National Gallery of Art Custom Prints

John Singer Sargent, Landscapes and Scenery Images

Born in 1856 in Florence to expatriate American parents, John Singer Sargent received his first formal art instruction at Rome in 1868, and then sporadically attended the Accademia delle Belle Arti in Florence between 1870 and 1873. In 1874 he was accepted at the Paris atelier of the portraitist Emile Auguste Carolus-Duran, and attended drawing classes at the Ecole des Beaux-Arts. He began to exhibit at the Salon in 1877. Over the next few years several experiences had a significant impact on Sargent's artistic development: during a trip to Spain in 1879 he copied paintings by Velasquez at the Prado, in 1880 he visited Belgium and Holland, where he copied works by Hals, and in 1881 he met Whistler in Venice. The scandal engendered by Sargent's daring portrait of Madame Gautreau at the Salon of 1884 precipitated his departure to London the following year. In 1887 he visited and worked with Monet at Giverny, and made his first professional trip to America. In 1897 he was elected an academician at the National Academy of Design, New York, and the Royal Academy of Art, London, and he was made a member of the Legion of Honor in France.

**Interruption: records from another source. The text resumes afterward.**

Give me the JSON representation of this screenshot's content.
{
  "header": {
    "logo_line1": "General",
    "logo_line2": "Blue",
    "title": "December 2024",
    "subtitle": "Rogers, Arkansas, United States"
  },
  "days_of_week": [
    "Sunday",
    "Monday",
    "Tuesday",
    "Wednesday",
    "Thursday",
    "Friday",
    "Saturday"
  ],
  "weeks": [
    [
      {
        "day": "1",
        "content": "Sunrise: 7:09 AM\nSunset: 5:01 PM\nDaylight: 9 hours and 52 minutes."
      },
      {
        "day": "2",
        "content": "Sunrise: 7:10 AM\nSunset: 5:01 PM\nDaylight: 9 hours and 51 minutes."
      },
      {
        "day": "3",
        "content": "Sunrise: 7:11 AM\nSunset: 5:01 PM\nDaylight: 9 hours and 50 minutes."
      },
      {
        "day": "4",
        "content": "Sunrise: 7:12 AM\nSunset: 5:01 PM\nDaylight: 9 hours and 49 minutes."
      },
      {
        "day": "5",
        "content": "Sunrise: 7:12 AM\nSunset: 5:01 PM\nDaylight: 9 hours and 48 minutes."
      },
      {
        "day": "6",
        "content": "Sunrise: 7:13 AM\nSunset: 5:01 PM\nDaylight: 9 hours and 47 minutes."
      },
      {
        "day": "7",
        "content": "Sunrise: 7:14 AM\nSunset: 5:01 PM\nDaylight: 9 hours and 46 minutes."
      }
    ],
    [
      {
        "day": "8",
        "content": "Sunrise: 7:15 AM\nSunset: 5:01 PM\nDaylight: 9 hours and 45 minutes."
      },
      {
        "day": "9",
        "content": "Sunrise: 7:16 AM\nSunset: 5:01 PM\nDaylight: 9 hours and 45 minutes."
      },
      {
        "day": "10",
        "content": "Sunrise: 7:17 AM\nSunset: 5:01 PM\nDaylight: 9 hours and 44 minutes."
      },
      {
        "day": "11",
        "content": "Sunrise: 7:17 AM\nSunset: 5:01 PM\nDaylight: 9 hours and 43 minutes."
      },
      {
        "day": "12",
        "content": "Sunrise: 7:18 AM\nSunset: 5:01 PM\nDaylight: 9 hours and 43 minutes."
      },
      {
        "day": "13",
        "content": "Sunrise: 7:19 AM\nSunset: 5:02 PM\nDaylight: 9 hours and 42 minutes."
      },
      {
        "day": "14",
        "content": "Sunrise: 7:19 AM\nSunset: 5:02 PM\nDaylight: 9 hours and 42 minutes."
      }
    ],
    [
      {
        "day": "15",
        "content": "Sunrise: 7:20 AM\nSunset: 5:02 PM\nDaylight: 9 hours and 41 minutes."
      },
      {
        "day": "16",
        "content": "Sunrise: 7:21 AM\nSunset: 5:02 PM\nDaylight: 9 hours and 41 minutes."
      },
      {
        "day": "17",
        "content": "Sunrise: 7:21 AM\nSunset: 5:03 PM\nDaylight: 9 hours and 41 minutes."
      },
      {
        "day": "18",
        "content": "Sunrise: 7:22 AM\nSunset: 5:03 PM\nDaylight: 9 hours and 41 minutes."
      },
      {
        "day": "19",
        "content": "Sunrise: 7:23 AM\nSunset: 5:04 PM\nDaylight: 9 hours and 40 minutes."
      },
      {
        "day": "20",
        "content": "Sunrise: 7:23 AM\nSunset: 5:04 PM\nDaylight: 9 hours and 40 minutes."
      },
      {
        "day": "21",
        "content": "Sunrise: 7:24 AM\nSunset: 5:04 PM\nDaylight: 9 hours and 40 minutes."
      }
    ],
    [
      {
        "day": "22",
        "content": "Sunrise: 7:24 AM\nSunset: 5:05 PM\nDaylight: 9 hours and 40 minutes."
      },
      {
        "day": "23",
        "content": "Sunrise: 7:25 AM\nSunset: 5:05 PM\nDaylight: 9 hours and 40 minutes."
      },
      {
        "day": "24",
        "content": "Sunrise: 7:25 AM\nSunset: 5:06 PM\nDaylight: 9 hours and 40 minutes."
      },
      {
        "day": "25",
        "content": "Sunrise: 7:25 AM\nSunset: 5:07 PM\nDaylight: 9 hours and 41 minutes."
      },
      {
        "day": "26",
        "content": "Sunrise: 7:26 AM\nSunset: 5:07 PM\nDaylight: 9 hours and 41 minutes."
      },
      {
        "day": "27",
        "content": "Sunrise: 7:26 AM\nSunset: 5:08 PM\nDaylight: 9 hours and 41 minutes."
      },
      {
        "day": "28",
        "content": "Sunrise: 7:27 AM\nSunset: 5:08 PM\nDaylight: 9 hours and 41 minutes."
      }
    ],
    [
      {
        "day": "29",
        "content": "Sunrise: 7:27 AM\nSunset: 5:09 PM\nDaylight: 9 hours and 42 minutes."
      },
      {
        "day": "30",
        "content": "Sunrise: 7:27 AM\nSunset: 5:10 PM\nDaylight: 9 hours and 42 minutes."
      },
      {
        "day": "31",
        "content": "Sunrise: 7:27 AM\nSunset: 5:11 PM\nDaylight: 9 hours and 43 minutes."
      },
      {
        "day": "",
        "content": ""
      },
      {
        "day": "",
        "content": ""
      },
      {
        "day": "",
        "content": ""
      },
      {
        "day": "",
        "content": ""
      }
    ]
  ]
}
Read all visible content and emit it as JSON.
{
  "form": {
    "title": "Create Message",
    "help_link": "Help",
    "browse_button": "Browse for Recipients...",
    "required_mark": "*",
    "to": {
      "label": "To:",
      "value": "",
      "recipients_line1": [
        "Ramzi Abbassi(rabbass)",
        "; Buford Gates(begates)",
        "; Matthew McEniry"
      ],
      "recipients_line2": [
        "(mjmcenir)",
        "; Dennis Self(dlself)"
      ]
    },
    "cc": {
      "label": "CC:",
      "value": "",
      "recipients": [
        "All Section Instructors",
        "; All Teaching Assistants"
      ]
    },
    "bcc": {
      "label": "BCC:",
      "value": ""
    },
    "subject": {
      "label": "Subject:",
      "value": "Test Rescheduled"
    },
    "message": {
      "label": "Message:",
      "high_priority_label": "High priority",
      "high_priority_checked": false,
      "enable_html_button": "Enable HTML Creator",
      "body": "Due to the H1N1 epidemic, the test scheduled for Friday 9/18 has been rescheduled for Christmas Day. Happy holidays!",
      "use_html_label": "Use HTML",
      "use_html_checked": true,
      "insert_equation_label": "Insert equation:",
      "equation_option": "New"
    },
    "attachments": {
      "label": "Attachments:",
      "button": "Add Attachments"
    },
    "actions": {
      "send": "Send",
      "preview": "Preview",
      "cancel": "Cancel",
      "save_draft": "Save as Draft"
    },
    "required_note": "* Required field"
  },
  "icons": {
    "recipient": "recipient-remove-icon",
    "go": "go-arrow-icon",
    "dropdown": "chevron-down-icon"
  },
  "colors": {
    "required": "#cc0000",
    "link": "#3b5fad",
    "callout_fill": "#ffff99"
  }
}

By the turn of the century Sargent was recognized as the most acclaimed international society portraitist of the Edwardian era, and his clientele consisted of the most affluent, aristocratic, and fashionable people of his time. Noted for his dazzling technical virtuosity and painterly technique, he influenced an entire generation of American portraitists. Sargent resented the limitations of portraiture, however, and from the beginning of his exceptionally successful career took every opportunity to paint a wide range of genre subjects. Around 1906 he abandoned portraiture and worked primarily in watercolor, a medium in which he was extraordinarily gifted. Although an expatriate who lived in London, Sargent was committed to America's cultural development and executed important mural decorations for the Boston Public Library (1890-1919), the Museum of Fine Arts, Boston (1916-1925), and Harvard University's Widener Library (1921-1922). He died in London in 1925.